I, along with another person spent the entire 11:00 AM to 2:00 PM period helping to repair a leaking Nespresso Inissia. This coffee machine forces hot water through coffee pods at high pressure to produce an espresso brew. After spending quite a bit of time disassembling, testing, and staring blankly at the thing, we found out that the leak came from where the cup-puncturing piece connected with the heating element. The cup-puncturing piece was a roughly cylindrical GF-nylon piece that slid like a piston into a hole in the heating element where the heated water came out. An O-ring provided sealing and two plastic tabs kept heater and puncture-r locked together. Unfortunately, one tab had snapped off (possibly due to the repeated heating and cooling of the part combined with GF-nylon’s brittleness), causing the connection to leak. Since there was nothing we could do, we put the machine back together. By cutting the foil off one used cup, scraping the coffee out, and stacking another cup on top to create a double-thickness cup, we were able to decrease leaking since the thicker cup pressed against the cup-puncturer, keeping it more or less sealed in place.
The coffee machine owner had initially said the leaking water was cold, implying that it leaked before the heating element. However, we found that the water cooled down significantly as it fell, showing that the temperature of the leaking water is not always indicative of where it leaks from. They said they preferred this discontinued machine, which brewed coffee like a traditional espresso machine, over a newer model which poured water in the pod and spun it at high speed using centrifugal force to create pressure. However, a replacement machine of this discontinued model would be really expensive while a real espresso machine would be really, really expensive.

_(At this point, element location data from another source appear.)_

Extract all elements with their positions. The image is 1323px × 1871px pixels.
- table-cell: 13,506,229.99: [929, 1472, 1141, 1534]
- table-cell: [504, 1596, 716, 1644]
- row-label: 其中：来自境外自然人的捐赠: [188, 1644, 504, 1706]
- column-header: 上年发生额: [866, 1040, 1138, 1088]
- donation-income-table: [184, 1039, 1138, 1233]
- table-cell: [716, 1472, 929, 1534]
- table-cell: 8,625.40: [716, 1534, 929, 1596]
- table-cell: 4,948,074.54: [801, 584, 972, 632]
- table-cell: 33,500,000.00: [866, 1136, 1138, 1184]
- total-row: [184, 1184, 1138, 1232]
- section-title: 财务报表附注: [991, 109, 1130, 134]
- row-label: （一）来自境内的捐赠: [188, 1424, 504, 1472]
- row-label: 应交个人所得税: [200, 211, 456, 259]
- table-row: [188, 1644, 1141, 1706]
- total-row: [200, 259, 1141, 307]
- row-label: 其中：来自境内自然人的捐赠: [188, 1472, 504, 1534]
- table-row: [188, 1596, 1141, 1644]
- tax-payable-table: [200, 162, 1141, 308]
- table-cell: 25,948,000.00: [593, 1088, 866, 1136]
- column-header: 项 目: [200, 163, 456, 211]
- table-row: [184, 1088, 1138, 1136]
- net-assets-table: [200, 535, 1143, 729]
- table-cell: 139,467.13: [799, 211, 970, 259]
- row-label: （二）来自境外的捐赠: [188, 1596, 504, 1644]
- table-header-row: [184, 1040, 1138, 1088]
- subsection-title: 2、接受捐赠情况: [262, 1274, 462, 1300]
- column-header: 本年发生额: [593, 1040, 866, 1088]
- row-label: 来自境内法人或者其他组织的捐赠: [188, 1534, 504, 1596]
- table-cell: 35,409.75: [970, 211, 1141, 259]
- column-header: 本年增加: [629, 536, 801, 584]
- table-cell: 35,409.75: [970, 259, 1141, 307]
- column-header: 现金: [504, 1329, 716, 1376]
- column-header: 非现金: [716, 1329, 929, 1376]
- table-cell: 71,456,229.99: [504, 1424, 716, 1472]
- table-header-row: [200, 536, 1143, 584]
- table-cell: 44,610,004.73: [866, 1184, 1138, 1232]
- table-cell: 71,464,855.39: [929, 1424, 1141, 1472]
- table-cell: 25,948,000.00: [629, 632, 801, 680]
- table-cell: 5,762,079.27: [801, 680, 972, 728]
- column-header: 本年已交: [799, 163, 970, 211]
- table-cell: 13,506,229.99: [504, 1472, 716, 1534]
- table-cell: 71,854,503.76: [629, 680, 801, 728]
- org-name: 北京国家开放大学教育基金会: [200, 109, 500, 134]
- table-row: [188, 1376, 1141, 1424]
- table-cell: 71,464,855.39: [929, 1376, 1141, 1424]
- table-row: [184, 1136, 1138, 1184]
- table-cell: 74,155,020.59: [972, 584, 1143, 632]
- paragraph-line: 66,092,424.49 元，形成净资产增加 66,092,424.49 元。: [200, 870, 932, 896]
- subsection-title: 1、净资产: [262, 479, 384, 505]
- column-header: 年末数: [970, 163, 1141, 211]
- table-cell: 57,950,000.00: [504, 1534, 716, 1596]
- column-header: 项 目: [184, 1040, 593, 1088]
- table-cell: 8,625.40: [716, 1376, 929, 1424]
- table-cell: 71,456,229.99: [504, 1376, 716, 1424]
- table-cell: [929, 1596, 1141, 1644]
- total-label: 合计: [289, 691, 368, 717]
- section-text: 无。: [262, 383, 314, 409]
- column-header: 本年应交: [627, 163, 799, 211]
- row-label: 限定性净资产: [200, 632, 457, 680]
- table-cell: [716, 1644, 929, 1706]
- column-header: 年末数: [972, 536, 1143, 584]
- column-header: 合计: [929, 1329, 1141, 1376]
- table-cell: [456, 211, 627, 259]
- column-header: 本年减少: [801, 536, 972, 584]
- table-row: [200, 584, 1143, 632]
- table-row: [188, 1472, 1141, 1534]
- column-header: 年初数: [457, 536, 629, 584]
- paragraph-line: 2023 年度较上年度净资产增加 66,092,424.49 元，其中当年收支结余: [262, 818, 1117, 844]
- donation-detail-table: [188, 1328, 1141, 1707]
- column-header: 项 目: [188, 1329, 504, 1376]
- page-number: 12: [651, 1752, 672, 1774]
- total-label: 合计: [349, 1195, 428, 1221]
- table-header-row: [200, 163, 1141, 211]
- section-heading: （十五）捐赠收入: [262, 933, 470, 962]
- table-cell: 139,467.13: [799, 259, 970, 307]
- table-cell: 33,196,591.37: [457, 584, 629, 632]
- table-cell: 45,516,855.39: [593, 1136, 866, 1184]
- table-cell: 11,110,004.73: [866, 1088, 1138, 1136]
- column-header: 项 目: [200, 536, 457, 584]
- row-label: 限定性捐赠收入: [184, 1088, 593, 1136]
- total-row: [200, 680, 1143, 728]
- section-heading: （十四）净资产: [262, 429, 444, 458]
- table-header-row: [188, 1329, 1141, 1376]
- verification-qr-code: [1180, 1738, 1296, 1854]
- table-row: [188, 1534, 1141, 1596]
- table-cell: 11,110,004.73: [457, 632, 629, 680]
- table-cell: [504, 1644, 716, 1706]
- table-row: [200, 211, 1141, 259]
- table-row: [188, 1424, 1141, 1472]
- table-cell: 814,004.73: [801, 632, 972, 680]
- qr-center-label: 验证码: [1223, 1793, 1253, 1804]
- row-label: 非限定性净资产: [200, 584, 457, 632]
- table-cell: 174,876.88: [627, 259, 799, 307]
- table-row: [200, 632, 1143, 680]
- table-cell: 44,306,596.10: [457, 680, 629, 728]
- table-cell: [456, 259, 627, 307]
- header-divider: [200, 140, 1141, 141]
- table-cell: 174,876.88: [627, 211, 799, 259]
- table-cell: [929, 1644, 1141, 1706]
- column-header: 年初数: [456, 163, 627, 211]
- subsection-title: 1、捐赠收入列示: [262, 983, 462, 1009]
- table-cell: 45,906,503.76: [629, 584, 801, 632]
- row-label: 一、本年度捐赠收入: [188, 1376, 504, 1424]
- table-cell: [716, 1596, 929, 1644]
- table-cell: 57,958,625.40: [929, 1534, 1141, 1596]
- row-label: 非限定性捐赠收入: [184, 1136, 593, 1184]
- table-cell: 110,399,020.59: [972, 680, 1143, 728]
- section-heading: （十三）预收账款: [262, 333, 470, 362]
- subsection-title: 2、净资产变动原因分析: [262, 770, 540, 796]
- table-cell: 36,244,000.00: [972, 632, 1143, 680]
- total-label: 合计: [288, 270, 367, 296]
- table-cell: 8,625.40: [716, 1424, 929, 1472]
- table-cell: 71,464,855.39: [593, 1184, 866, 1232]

Helpful guides for identifying leaks and disassembly of the Nespresso Inissia can be found here (Youtube video) and here (iFixit guide). The section of the video pertaining to this coffee machine’s leak starts at 14:26.
The disassembly of this coffee machine was truly painful. It can be said without a doubt this machine was not designed to be repaired. The entire thing was held together by snap-fit plastic pieces with hard-to-find tabs/clips with only 2 torx screws holding the handle on. Other coffee machines aren’t much better: a Keurig machine that I attempted to disassemble some months prior was even harder to take apart — most of the clips snapped and we didn’t attempt a reassembly after the customer decided against replacing the faulty bimetallic thermostat.